At the same time, the Indianapolis-based company said its stock would be delisted from trading on the New York Stock Exchange because it could not meet a May 2 deadline for bringing its financial reporting schedules current. Trading in Celadon stock was halted after yesterday's close of trading with the stock price at $3.45 a share. The company said it expects its stock to be traded on the Over-the-Counter "Pink" market electronic quotation service, more commonly known as the "Pink Sheets." It said it was unclear when trading would resume.
In yesterday's announcement, Celadon said that it would restate its results going back to fiscal year 2014, and that previously released information covering those periods should not be relied upon. Last May, it disclosed that financial statements over six fiscal quarters from mid-2015 through Dec. 31, 2016, should not be relied upon because of accounting issues over a joint venture involving its truck-leasing division. The month before, Celadon reported a $10 million fiscal third quarter operating loss, which led to the resignation of then-President and COO Eric Meek and the start of a housecleaning and reshuffling at the company's highest management levels.

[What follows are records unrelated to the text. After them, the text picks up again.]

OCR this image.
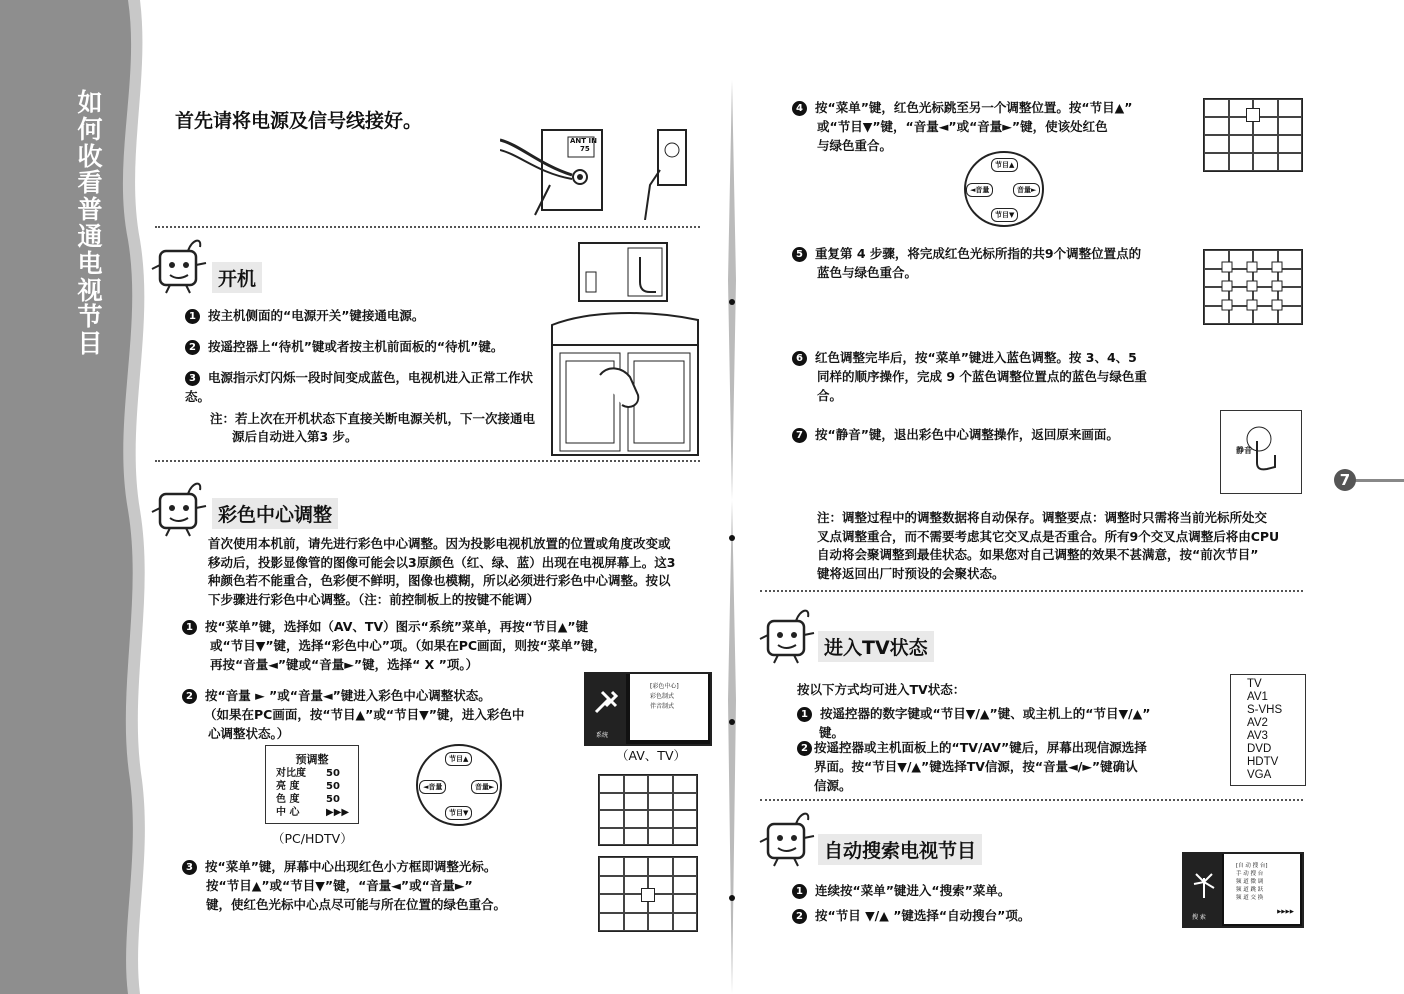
如
何
收
看
普
通
电
视
节
目
7
首先请将电源及信号线接好。
ANT IN
75
开机
1 按主机侧面的“电源开关”键接通电源。
2 按遥控器上“待机”键或者按主机前面板的“待机”键。
3 电源指示灯闪烁一段时间变成蓝色，电视机进入正常工作状态。
注：若上次在开机状态下直接关断电源关机，下一次接通电
源后自动进入第3 步。
彩色中心调整
首次使用本机前，请先进行彩色中心调整。因为投影电视机放置的位置或角度改变或
移动后，投影显像管的图像可能会以3原颜色（红、绿、蓝）出现在电视屏幕上。这3
种颜色若不能重合，色彩便不鲜明，图像也模糊，所以必须进行彩色中心调整。按以
下步骤进行彩色中心调整。（注：前控制板上的按键不能调）
1 按“菜单”键，选择如（AV、TV）图示“系统”菜单，再按“节目▲”键
或“节目▼”键，选择“彩色中心”项。（如果在PC画面，则按“菜单”键，
再按“音量◄”键或“音量►”键，选择“ X ”项。）
2 按“音量 ► ”或“音量◄”键进入彩色中心调整状态。
（如果在PC画面，按“节目▲”或“节目▼”键，进入彩色中
心调整状态。）	系统
[彩色中心]
彩色制式
伴音制式
（AV、TV）
预调整
对比度 50
亮 度	50
色 度	50
中 心	▶▶▶
（PC/HDTV）
节目▲
节目▼
◄音量	音量►
3 按“菜单”键，屏幕中心出现红色小方框即调整光标。
按“节目▲”或“节目▼”键，“音量◄”或“音量►”
键，使红色光标中心点尽可能与所在位置的绿色重合。
4 按“菜单”键，红色光标跳至另一个调整位置。按“节目▲”
或“节目▼”键，“音量◄”或“音量►”键，使该处红色
与绿色重合。
节目▲
节目▼
◄音量	音量►
5 重复第 4 步骤，将完成红色光标所指的共9个调整位置点的
蓝色与绿色重合。
6 红色调整完毕后，按“菜单”键进入蓝色调整。按 3、4、5
同样的顺序操作，完成 9 个蓝色调整位置点的蓝色与绿色重
合。
7 按“静音”键，退出彩色中心调整操作，返回原来画面。
静音
注：调整过程中的调整数据将自动保存。调整要点：调整时只需将当前光标所处交
叉点调整重合，而不需要考虑其它交叉点是否重合。所有9个交叉点调整后将由CPU
自动将会聚调整到最佳状态。如果您对自己调整的效果不甚满意，按“前次节目”
键将返回出厂时预设的会聚状态。
进入TV状态
按以下方式均可进入TV状态：
1 按遥控器的数字键或“节目▼/▲”键、或主机上的“节目▼/▲”
键。
2 按遥控器或主机面板上的“TV/AV”键后，屏幕出现信源选择
界面。按“节目▼/▲”键选择TV信源，按“音量◄/►”键确认
信源。
TV
AV1
S-VHS
AV2
AV3
DVD
HDTV
VGA
自动搜索电视节目
1 连续按“菜单”键进入“搜索”菜单。
2 按“节目 ▼/▲ ”键选择“自动搜台”项。	搜 索
[自 动 搜 台]
手 动 搜 台
频 道 微 调
频 道 跳 跃
频 道 交 换
▶▶▶▶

Yesterday's disclosure detailed a complex series of events that stretched over several years and took 11 months for CFO Thom Albrecht and Chief Accounting Officer Vince Donargo, both relatively new to their jobs, to uncover and unravel. Among the alleged transgressions were undisclosed arrangements in equipment transactions involving its Quality Companies unit that overstated the equipment's value. This and other irregularities will force Celadon to report a $200 million to $250 million reduction in pre-tax net income over a three-year period that ended June 30, 2016, the company acknowledged yesterday.
The downward revisions to net income, along with operating losses and higher expenses since the company last filed a financial statement, will dramatically reduce its shareholders' equity, Celadon admitted. The adjustments are likely to have a material impact on assets, liabilities, revenue, income or loss, and specific expenses recorded over certain periods, the company said.
Paul Svindland, who took over as CEO in July, focused his comments on what he said were operational improvements underway at Celadon. Svindland said the company had reduced its U.S. truckload division's fleet by 20 percent to focus on its most attractive lanes and freight; the division's poor performance was at the heart of the company's unexpected fiscal 2017 third quarter loss that led to Meek's resignation. The company also sold its flatbed division, outsourced its driver school operations, and replaced most of its executive and accounting leadership.
The changes have led to a 20 percent increase in weekly revenue per seated tractor from April 2017 to February 2018, Svindland said. Still, the company has experienced higher costs associated with fleet shrinkage, equipment repositioning, driver recruitment, and on-boarding new customers, he added.
At one time, Celadon was the seventh-largest truckload carrier in the United States. Besides its domestic footprint, it has long held a strong position in the cross-border trade between the U.S, Canada, and Mexico.
Celadon's announcement comes a day after another troubled transport concern, Roadrunner Transportation Systems Inc., reported financial results for the first nine months of 2017 after being forced in early 2017 to restate its 2014, 2015, and 2016 results.